PlatinumZealot wrote: ↑06 Jan 2022, 15:13You havent been reading research papers I see. Ispano is correct on a number of things there.mzso wrote: ↑06 Jan 2022, 14:00What do you mean by that? You don't burn batteries so all the precious material will remain there. And as battery usage increases it will only be cheaper to recycle old worn out batteries.
This is a tad contradictory. Ethanol is bio-fuel. It's the only way we produce it. Albeit very costly.
Hydrogen is not really a fuel in the traditional sense. There's none just lying around to be used, and it's not even bio-produced by anone. You need to synthesize it. It's a very problematic power storage medium. Inefficient to produce store and use, compared to batteries.

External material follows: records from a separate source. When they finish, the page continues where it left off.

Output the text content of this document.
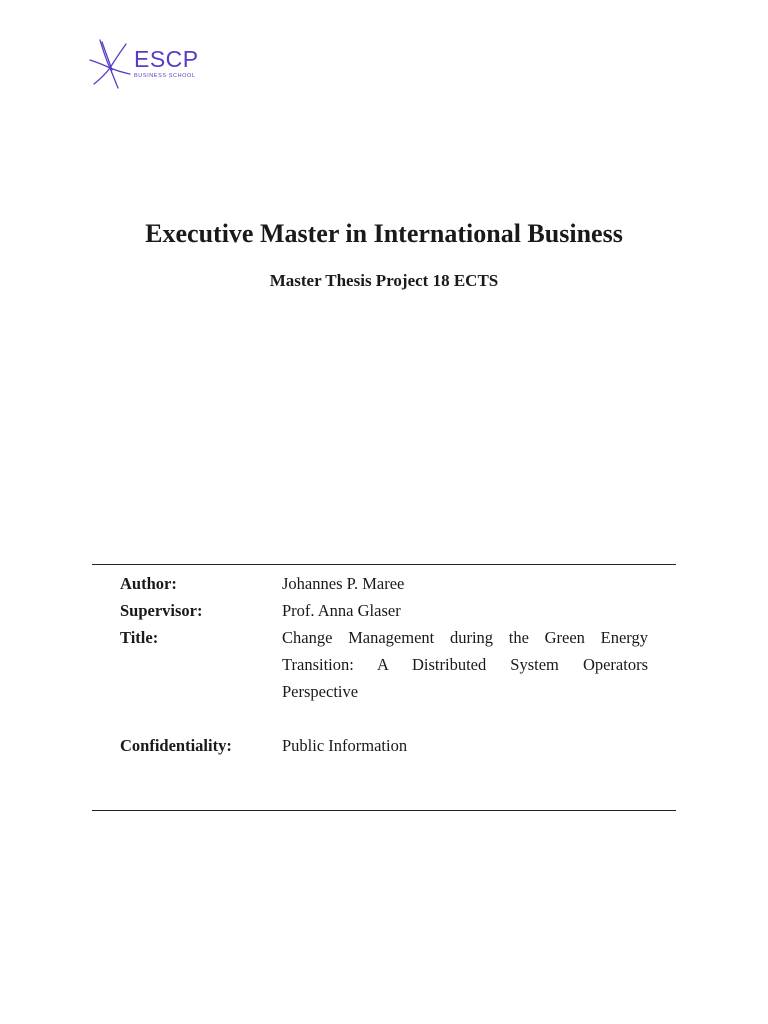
ESCP
BUSINESS SCHOOL
Executive Master in International Business
Master Thesis Project 18 ECTS
Author:	Johannes P. Maree
Supervisor:	Prof. Anna Glaser
Title:	Change Management during the Green Energy Transition: A Distributed System Operators Perspective
Confidentiality:	Public Information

ICE has little room for improvement at this point IMO, and that at great cost. Besides it can't match the potential of even fuel-cell EVs. By far the most significant improvement it had in practice in recent times was hybridization.
Lead researchers consider green-fuels to be the next stage for mobility because of the challenges and limitations with battery technology. Mining of the raw materials posion the environment just as much as oil if not more. Some mines are not ethicaly operated. Current batteries are extremely expensive to recycle. The Lithium is limited and in a few countries and will be another strained Geo-political resource in due time. Battery obseletion is an issue too, among other issues.

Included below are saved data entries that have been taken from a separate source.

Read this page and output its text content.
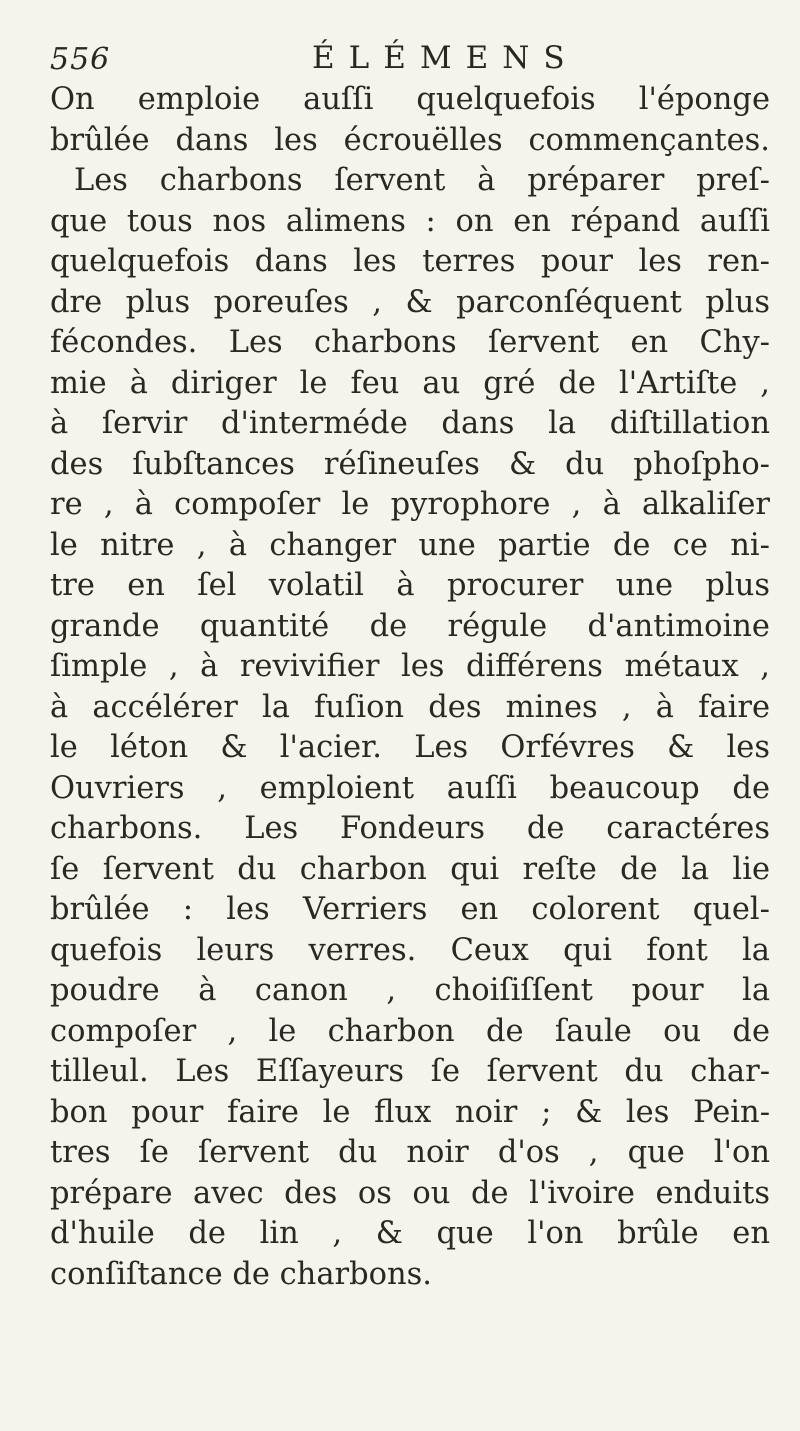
556	ÉLÉMENS
On emploie auſſi quelquefois l'éponge
brûlée dans les écrouëlles commençantes.
Les charbons ſervent à préparer preſ-
que tous nos alimens : on en répand auſſi
quelquefois dans les terres pour les ren-
dre plus poreuſes , & parconſéquent plus
fécondes. Les charbons ſervent en Chy-
mie à diriger le feu au gré de l'Artiſte ,
à ſervir d'interméde dans la diſtillation
des ſubſtances réſineuſes & du phoſpho-
re , à compoſer le pyrophore , à alkaliſer
le nitre , à changer une partie de ce ni-
tre en ſel volatil à procurer une plus
grande quantité de régule d'antimoine
ſimple , à revivifier les différens métaux ,
à accélérer la fuſion des mines , à faire
le léton & l'acier. Les Orfévres & les
Ouvriers , emploient auſſi beaucoup de
charbons. Les Fondeurs de caractéres
ſe ſervent du charbon qui reſte de la lie
brûlée : les Verriers en colorent quel-
quefois leurs verres. Ceux qui font la
poudre à canon , choiſiſſent pour la
compoſer , le charbon de ſaule ou de
tilleul. Les Eſſayeurs ſe ſervent du char-
bon pour faire le flux noir ; & les Pein-
tres ſe ſervent du noir d'os , que l'on
prépare avec des os ou de l'ivoire enduits
d'huile de lin , & que l'on brûle en
conſiſtance de charbons.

This has been discussed at length on here already but basically no major automaker is putting their eggs into one basket.

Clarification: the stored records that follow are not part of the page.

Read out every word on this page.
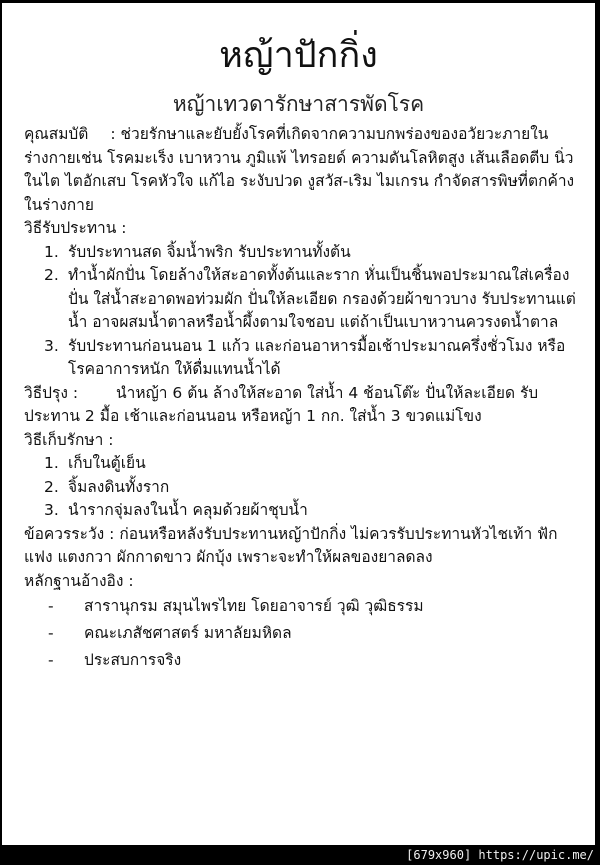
หญ้าปักกิ่ง
หญ้าเทวดารักษาสารพัดโรค

คุณสมบัติ : ช่วยรักษาและยับยั้งโรคที่เกิดจากความบกพร่องของอวัยวะภายในร่างกายเช่น โรคมะเร็ง เบาหวาน ภูมิแพ้ ไทรอยด์ ความดันโลหิตสูง เส้นเลือดตีบ นิ่วในไต ไตอักเสบ โรคหัวใจ แก้ไอ ระงับปวด งูสวัส-เริม ไมเกรน กำจัดสารพิษที่ตกค้างในร่างกาย

วิธีรับประทาน :
1. รับประทานสด จิ้มน้ำพริก รับประทานทั้งต้น
2. ทำน้ำผักปั่น โดยล้างให้สะอาดทั้งต้นและราก หั่นเป็นชิ้นพอประมาณใส่เครื่องปั่น ใส่น้ำสะอาดพอท่วมผัก ปั่นให้ละเอียด กรองด้วยผ้าขาวบาง รับประทานแต่น้ำ อาจผสมน้ำตาลหรือน้ำผึ้งตามใจชอบ แต่ถ้าเป็นเบาหวานควรงดน้ำตาล
3. รับประทานก่อนนอน 1 แก้ว และก่อนอาหารมื้อเช้าประมาณครึ่งชั่วโมง หรือโรคอาการหนัก ให้ดื่มแทนน้ำได้

วิธีปรุง : นำหญ้า 6 ต้น ล้างให้สะอาด ใส่น้ำ 4 ช้อนโต๊ะ ปั่นให้ละเอียด รับประทาน 2 มื้อ เช้าและก่อนนอน หรือหญ้า 1 กก. ใส่น้ำ 3 ขวดแม่โขง

วิธีเก็บรักษา :
1. เก็บในตู้เย็น
2. จิ้มลงดินทั้งราก
3. นำรากจุ่มลงในน้ำ คลุมด้วยผ้าชุบน้ำ

ข้อควรระวัง : ก่อนหรือหลังรับประทานหญ้าปักกิ่ง ไม่ควรรับประทานหัวไชเท้า ฟักแฟง แตงกวา ผักกาดขาว ผักบุ้ง เพราะจะทำให้ผลของยาลดลง

หลักฐานอ้างอิง :
- สารานุกรม สมุนไพรไทย โดยอาจารย์ วุฒิ วุฒิธรรม
- คณะเภสัชศาสตร์ มหาลัยมหิดล
- ประสบการจริง
[679x960] https://upic.me/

Jump to fifty seconds in the video below where a Professor in engineer does a way better explanation than I can do.
https://www.wusa9.com/video/entertainme ... wsource=cl
"Green fuels" are poison too, you just shift the environmental burden.
Take ethanol for instance, parts of the world are cutting down rainforest to grow it, here in the States we replaced MTBE in gasoline with at minimum, 10% of ethanol. This has lead to soil nutrient depletion (which requires fertilizers (not green)) and is leading to aquifer collapse as corn is a water intensive crop. Furthermore, nutrient runoff is causing water ways and a large portion of the Gulf of Mexico to go hypoxic, basically killing all living life.
Seaweed, to produce at any meaningful scale also becomes an industrialized process and requires fertilizations, create a monoculture. If not done in the ocean, it requires A LOT of water. At this point, it also requires more petroleum to manufacture than it produces in biofuel.
< geologist who worked on groundwater and surfacewater hydrology projects.
I love the IC, but I'm in the there is technically nothing that is "carbon zero" or "sustainable" at the scales at which we consume. It's a lot of green washing.